I asked Lynch about the piles of news pieces lamenting its deterioration. He said he ignores them.
“I would just encourage those who have reservations about the operations and aesthetics to come see a show and see how it works. Then they can form their own opinions,” he said. “There are too many people pointing fingers. Seriously. It’s everyone’s responsibility to take care of what they’re inhabiting.”
I’d called Lynch to get his take on the Kalita’s latest trip to Dallas City Hall, where, last week, the City Council extended the Dallas Theater Center’s lease at the Kalita until the end of September 2028. The council also agreed to provide “direct financial support in an amount not to exceed $150,000 to the Dallas Theater Center.”
Whenever the Kalita shows up at City Hall, it’s usually accompanied by a solid day’s worth of drama. Not this time. There were no accusations from the horseshoe of a “bait and switch” as there was in 2023 when the DTC presented a $308 million renovation plan, no grandstanding speeches about a “vanity project,” no lamentations about demolition by neglect. There were only the brief, deadpan tones of Paul Ridley, who said the extension would give the Kalita’s tenants, including the DTC and Uptown Players, time to plan upcoming seasons while the city works with them “to plan the transition in the management of this facility.”
I can’t tell you what that last part means. Because nobody really knows.
I asked Kevin Moriarty, DTC’s executive director. He texted only that he was grateful for the lease extension, which will give the city “time to decide [the Kalita’s] future.” He referred all further questions to the city’s Office of Arts and Culture.
OAC’s assistant director, Glenn Ayars, said Wednesday this is “a complex, multilayered situation we find ourselves in.” We spoke for a good half hour, during which I must have uttered “kicking the can down the road” and “back to square one” maybe a dozen times. “I wish I could give you a more solid answer,” Ayars said.
I asked whether the city might pull from the two plans already proposed for a Kalita makeover: the 2010 master plan, which estimated that a full-blown renovation would have cost around $40 million, and the one that followed a decade later by New York-based Diller Scofidio + Renfro, for which the Dallas Theater Center spent $2 million at the behest of a City Hall that hadn’t invested a fraction of that in the Kalita in decades.

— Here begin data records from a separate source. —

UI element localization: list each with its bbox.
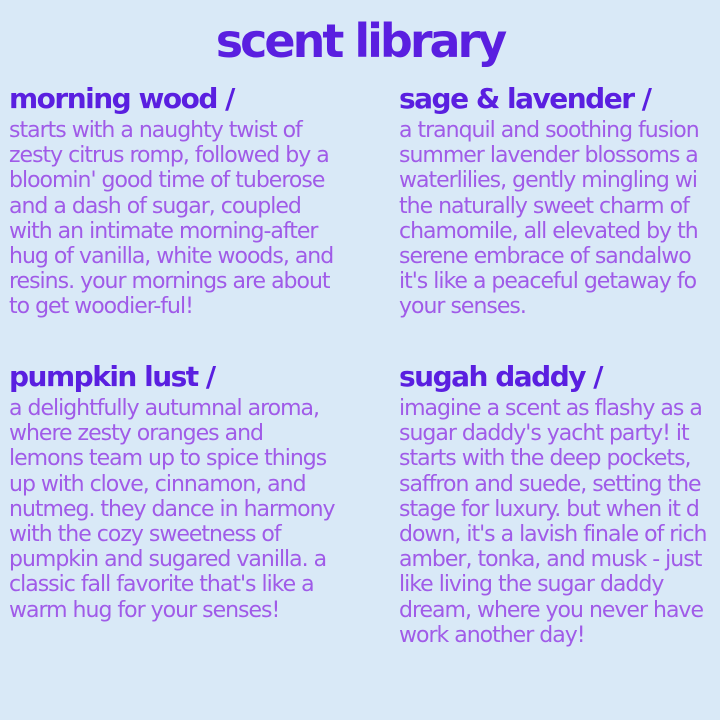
- description-line: nutmeg. they dance in harmony: [9, 496, 335, 522]
- description-line: pumpkin and sugared vanilla. a: [9, 547, 327, 573]
- description-line: bloomin' good time of tuberose: [9, 168, 325, 194]
- description-line: it's like a peaceful getaway fo: [399, 269, 697, 295]
- scent-name: sage & lavender /: [399, 82, 651, 115]
- scent-name: pumpkin lust /: [9, 360, 215, 393]
- scent-card-pumpkin-lust: [9, 358, 369, 623]
- description-line: a tranquil and soothing fusion: [399, 118, 699, 143]
- description-line: up with clove, cinnamon, and: [9, 471, 306, 497]
- description-line: lemons team up to spice things: [9, 446, 327, 472]
- description-line: summer lavender blossoms a: [399, 143, 698, 169]
- description-line: starts with the deep pockets,: [399, 446, 691, 472]
- description-line: and a dash of sugar, coupled: [9, 193, 301, 219]
- description-line: amber, tonka, and musk - just: [399, 547, 702, 573]
- scent-card-sage-lavender: [399, 80, 720, 320]
- scent-description: [9, 396, 369, 623]
- description-line: a delightfully autumnal aroma,: [9, 396, 320, 421]
- description-line: with the cozy sweetness of: [9, 522, 281, 548]
- description-line: like living the sugar daddy: [399, 572, 664, 598]
- description-line: classic fall favorite that's like a: [9, 572, 314, 598]
- scent-description: [399, 118, 720, 320]
- description-line: sugar daddy's yacht party! it: [399, 421, 689, 447]
- scent-card-sugah-daddy: [399, 358, 720, 648]
- description-line: dream, where you never have: [399, 597, 703, 623]
- scent-description: [9, 118, 369, 320]
- description-line: the naturally sweet charm of: [399, 193, 689, 219]
- description-line: saffron and suede, setting the: [399, 471, 701, 497]
- scent-name: morning wood /: [9, 82, 234, 115]
- description-line: chamomile, all elevated by th: [399, 218, 698, 244]
- description-line: resins. your mornings are about: [9, 269, 330, 295]
- description-line: serene embrace of sandalwo: [399, 244, 691, 270]
- scent-card-morning-wood: [9, 80, 369, 320]
- description-line: zesty citrus romp, followed by a: [9, 143, 329, 169]
- description-line: your senses.: [399, 294, 526, 320]
- scent-description: [399, 396, 720, 648]
- description-line: down, it's a lavish finale of rich: [399, 522, 707, 548]
- description-line: work another day!: [399, 622, 585, 648]
- description-line: warm hug for your senses!: [9, 597, 280, 623]
- description-line: where zesty oranges and: [9, 421, 264, 447]
- description-line: waterlilies, gently mingling wi: [399, 168, 697, 194]
- description-line: to get woodier-ful!: [9, 294, 193, 320]
- description-line: hug of vanilla, white woods, and: [9, 244, 334, 270]
- page-title: scent library: [215, 14, 505, 68]
- scent-name: sugah daddy /: [399, 360, 602, 393]
- description-line: stage for luxury. but when it d: [399, 496, 699, 522]
- description-line: imagine a scent as flashy as a: [399, 396, 702, 421]
- description-line: starts with a naughty twist of: [9, 118, 302, 143]
- description-line: with an intimate morning-after: [9, 218, 318, 244]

Neither was ever approved by the City Council, which essentially kicked Diller Scofidio + Renfro’s extravagant $308 million plan out of City Hall in January 2023.
“It’s a yes-and situation,” Ayars said. “We will look at what suggestions have been made, the needs of our groups and their capacities. You talk about starting from square one. We’re starting from a place where we’re not cutting ourselves off from viable solutions.”
So we’re back at square one. Kicking the can down Turtle Creek.
I expect this may be the last we’ll talk about the Kalita until two or three years from now when the city expects to start spending some $9 million in 2024 bond money to repair decades’ worth of deferred maintenance. I am not sure how far $9 million will go in 2028. But I look forward to seeing a new sign planted behind the Kalita.